« Il est décédé tout seul, dans des toilettes publiques » : l’histoire de Christophe, ex-marin devenu SDF à Saint-Malo, avait bouleversé la Toile

Le témoignage de Christophe Banastre avait généré un élan de solidarité exceptionnel, après la diffusion d’une vidéo visionnée deux millions de fois sur les réseaux sociaux. Cet ancien marin-pêcheur de 58 ans, qui vivait sans abri à Saint-Malo, a succombé à un malaise cardiaque le 5 février dernier.

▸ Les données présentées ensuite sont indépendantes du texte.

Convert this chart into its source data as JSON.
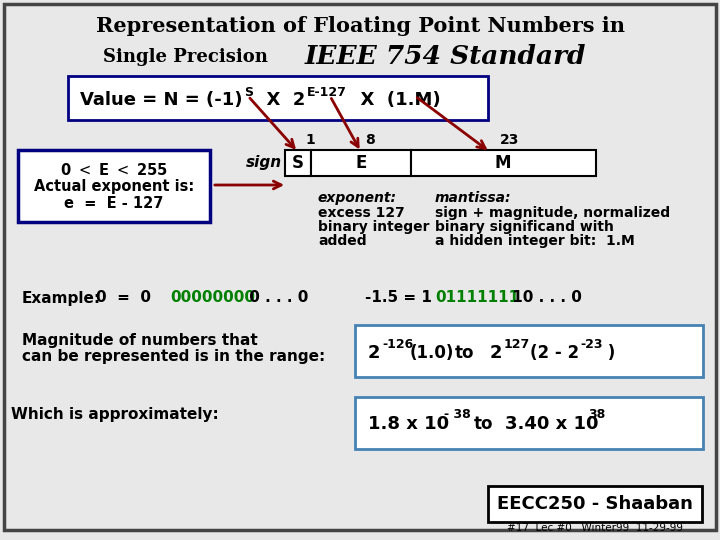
{
  "bg_color": "#e8e8e8",
  "title1": "Representation of Floating Point Numbers in",
  "title2_plain": "Single Precision",
  "title2_italic": "IEEE 754 Standard",
  "footer": "EECC250 - Shaaban",
  "footer_sub": "#17  Lec #0   Winter99  11-29-99"
}
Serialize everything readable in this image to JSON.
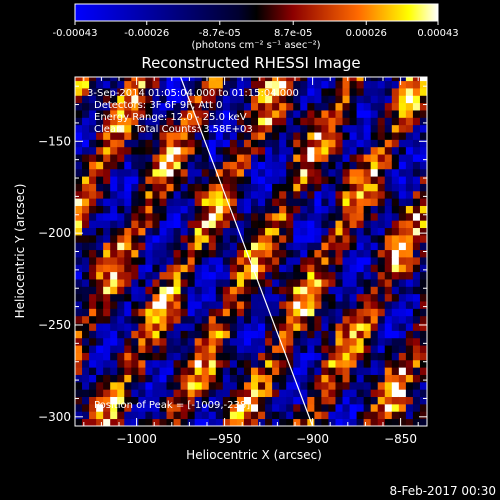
{
  "colorbar": {
    "tick_labels": [
      "-0.00043",
      "-0.00026",
      "-8.7e-05",
      "8.7e-05",
      "0.00026",
      "0.00043"
    ],
    "tick_values": [
      -0.00043,
      -0.00026,
      -8.7e-05,
      8.7e-05,
      0.00026,
      0.00043
    ],
    "range": [
      -0.00043,
      0.00043
    ],
    "unit_label": "(photons cm⁻² s⁻¹ asec⁻²)"
  },
  "title": "Reconstructed RHESSI Image",
  "annotations": {
    "time": "3-Sep-2014 01:05:04.000 to 01:15:04.000",
    "detectors": "Detectors: 3F 6F 9F, Att 0",
    "energy": "Energy Range: 12.0 - 25.0 keV",
    "clean": "Clean    Total Counts: 3.58E+03",
    "peak": "Position of Peak = [-1009,-238]"
  },
  "footer": {
    "date": "8-Feb-2017 00:30"
  },
  "colors": {
    "negative_low": "#00008c",
    "negative_high": "#0000ff",
    "positive_low": "#8c0000",
    "positive_mid": "#ff6a00",
    "positive_high": "#ffff00",
    "positive_max": "#ffffff"
  },
  "chart_data": {
    "type": "heatmap",
    "title": "Reconstructed RHESSI Image",
    "xlabel": "Heliocentric X (arcsec)",
    "ylabel": "Heliocentric Y (arcsec)",
    "xlim": [
      -1035,
      -835
    ],
    "ylim": [
      -305,
      -115
    ],
    "xticks": [
      -1000,
      -950,
      -900,
      -850
    ],
    "yticks": [
      -300,
      -250,
      -200,
      -150
    ],
    "xtick_labels": [
      "−1000",
      "−950",
      "−900",
      "−850"
    ],
    "ytick_labels": [
      "−300",
      "−250",
      "−200",
      "−150"
    ],
    "grid": false,
    "limb_line": [
      [
        -975,
        -115
      ],
      [
        -900,
        -305
      ]
    ],
    "peak_position": [
      -1009,
      -238
    ],
    "cell_size_arcsec": 4
  }
}
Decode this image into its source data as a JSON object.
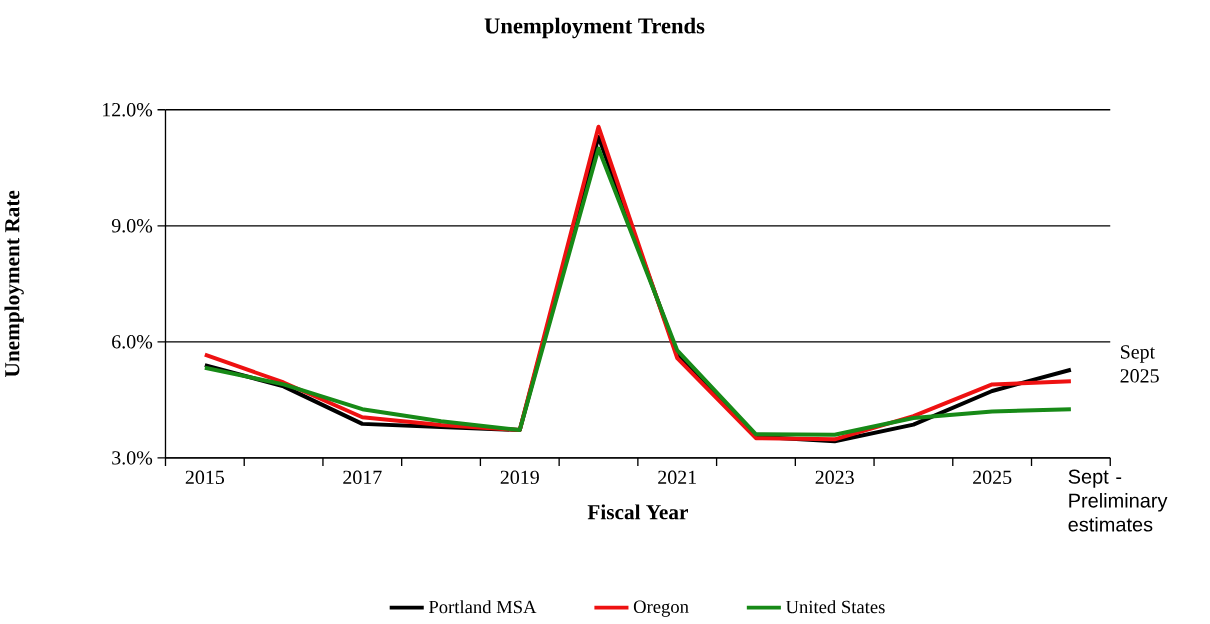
{
  "chart_data": {
    "type": "line",
    "title": "Unemployment Trends",
    "xlabel": "Fiscal Year",
    "ylabel": "Unemployment Rate",
    "categories": [
      "2015",
      null,
      "2017",
      null,
      "2019",
      null,
      "2021",
      null,
      "2023",
      null,
      "2025",
      null
    ],
    "series": [
      {
        "name": "Portland MSA",
        "color": "#000000",
        "values": [
          5.4,
          4.85,
          3.88,
          3.8,
          3.72,
          11.3,
          5.68,
          3.55,
          3.43,
          3.86,
          4.73,
          5.28
        ]
      },
      {
        "name": "Oregon",
        "color": "#ee1111",
        "values": [
          5.67,
          4.95,
          4.05,
          3.85,
          3.72,
          11.56,
          5.58,
          3.51,
          3.48,
          4.08,
          4.9,
          4.98
        ]
      },
      {
        "name": "United States",
        "color": "#178a17",
        "values": [
          5.33,
          4.9,
          4.26,
          3.95,
          3.72,
          11.0,
          5.78,
          3.61,
          3.6,
          4.03,
          4.2,
          4.26
        ]
      }
    ],
    "ylim": [
      3,
      12
    ],
    "yticks": [
      {
        "value": 3,
        "label": "3.0%"
      },
      {
        "value": 6,
        "label": "6.0%"
      },
      {
        "value": 9,
        "label": "9.0%"
      },
      {
        "value": 12,
        "label": "12.0%"
      }
    ],
    "grid": "y",
    "legend": "bottom",
    "marker": "none",
    "line_style": "solid",
    "annotations": [
      "Sept 2025",
      "Sept - Preliminary estimates"
    ]
  }
}
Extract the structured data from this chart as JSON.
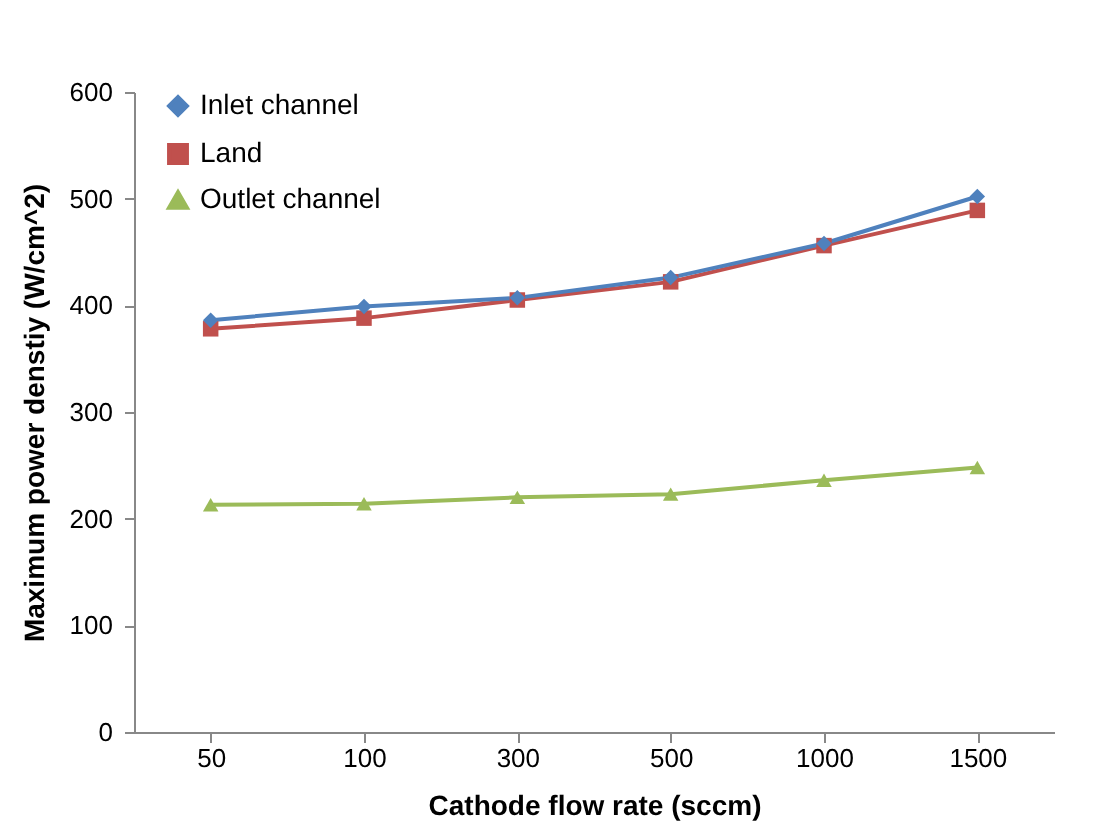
{
  "chart_data": {
    "type": "line",
    "xlabel": "Cathode flow rate (sccm)",
    "ylabel": "Maximum power denstiy (W/cm^2)",
    "categories": [
      "50",
      "100",
      "300",
      "500",
      "1000",
      "1500"
    ],
    "series": [
      {
        "name": "Inlet channel",
        "color": "#4f81bd",
        "marker": "diamond",
        "values": [
          386,
          399,
          407,
          426,
          458,
          502
        ]
      },
      {
        "name": "Land",
        "color": "#c0504d",
        "marker": "square",
        "values": [
          378,
          388,
          405,
          422,
          456,
          489
        ]
      },
      {
        "name": "Outlet channel",
        "color": "#9bbb59",
        "marker": "triangle",
        "values": [
          213,
          214,
          220,
          223,
          236,
          248
        ]
      }
    ],
    "ylim": [
      0,
      600
    ],
    "yticks": [
      0,
      100,
      200,
      300,
      400,
      500,
      600
    ],
    "grid": false,
    "legend": "top left"
  }
}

Le drame s’est noué ce jeudi en début de soirée, dans le quartier de Saint-Servan à Saint-Malo. Christophe Banastre, ancien marin SDF, a fait un malaise à proximité de toilettes publiques, rapporte France 3 Bretagne. Selon les précisions du commissariat de la ville, les sapeurs-pompiers ont tenté de le ranimer, mais leurs efforts sont restés vains. Les autorités privilégient la thèse d’une mort naturelle et ont ordonné un examen médical du corps. Le vidéaste Nicolas Leblanc, qui avait révélé le quotidien de cet homme, a annoncé la nouvelle avec une profonde amertume.
Un élan de générosité
Tout avait commencé le 15 janvier dernier. Nicolas Leblanc avait alors publié l’interview de cet homme originaire de Cancale, marin depuis ses 15 ans. Christophe y racontait ses 37 années de mer, notamment sur le navire Joseph Roty. À la suite d’une séparation et de l’accumulation de dettes, il avait basculé dans la précarité.

Cette séquence avait engendré une mobilisation immédiate du monde maritime. L’homme avait ainsi passé une nuit sur le navire Émeraude avant de loger trois nuits à l’hôtel. Parallèlement, une cagnotte en ligne avait déjà recueilli près de 6000 euros pour l’aider à se reloger. Pourtant, ces mesures provisoires n’ont pas suffi à le sortir durablement de l’isolement.
Un « échec collectif »
Après ce court répit, Christophe, pourtant titulaire d’une pension de retraite, avait regagné la rue. Nicolas Leblanc a exprimé sa colère sur son compte Instagram : « Christophe est décédé hier soir. Je viens de l’apprendre ce matin. Il est décédé tout seul comme beaucoup de SDF, dans des toilettes publiques à Saint-Malo. Je suis profondément triste. Et en colère. »
Le photographe a également pointé auprès de France 3 le manque de places d’hébergement d’urgence dans la cité corsaire. « Il faut savoir qu’il y a 17 places d’urgence à Saint-Malo alors qu’il y a 150 personnes à la rue », a-t-il déploré. Mettant en cause la municipalité, il a ajouté : « Je pense que des hébergements, il doit y en avoir pas mal à Saint-Malo, des lieux vides… Je trouve cela triste et dégueulasse qu’en 2026 il y ait encore des humains qui finissent comme cela. »
Le vidéaste, qui refuse de voir dans ce drame un simple fait divers, a qualifié ce décès d’« échec collectif ». Il a également précisé que l’argent de la cagnotte servirait désormais à organiser les obsèques du défunt.
Le destin de l’ancien marin semble d’ailleurs lié à celui de son ancien navire. Nicolas Leblanc a observé que le Joseph Roty II s’apprête, lui aussi, à « mourir » dans les jours à venir. Le chalutier doit quitter pour la dernière fois les quais de Saint-Malo afin de rejoindre un chantier de déconstruction en Belgique.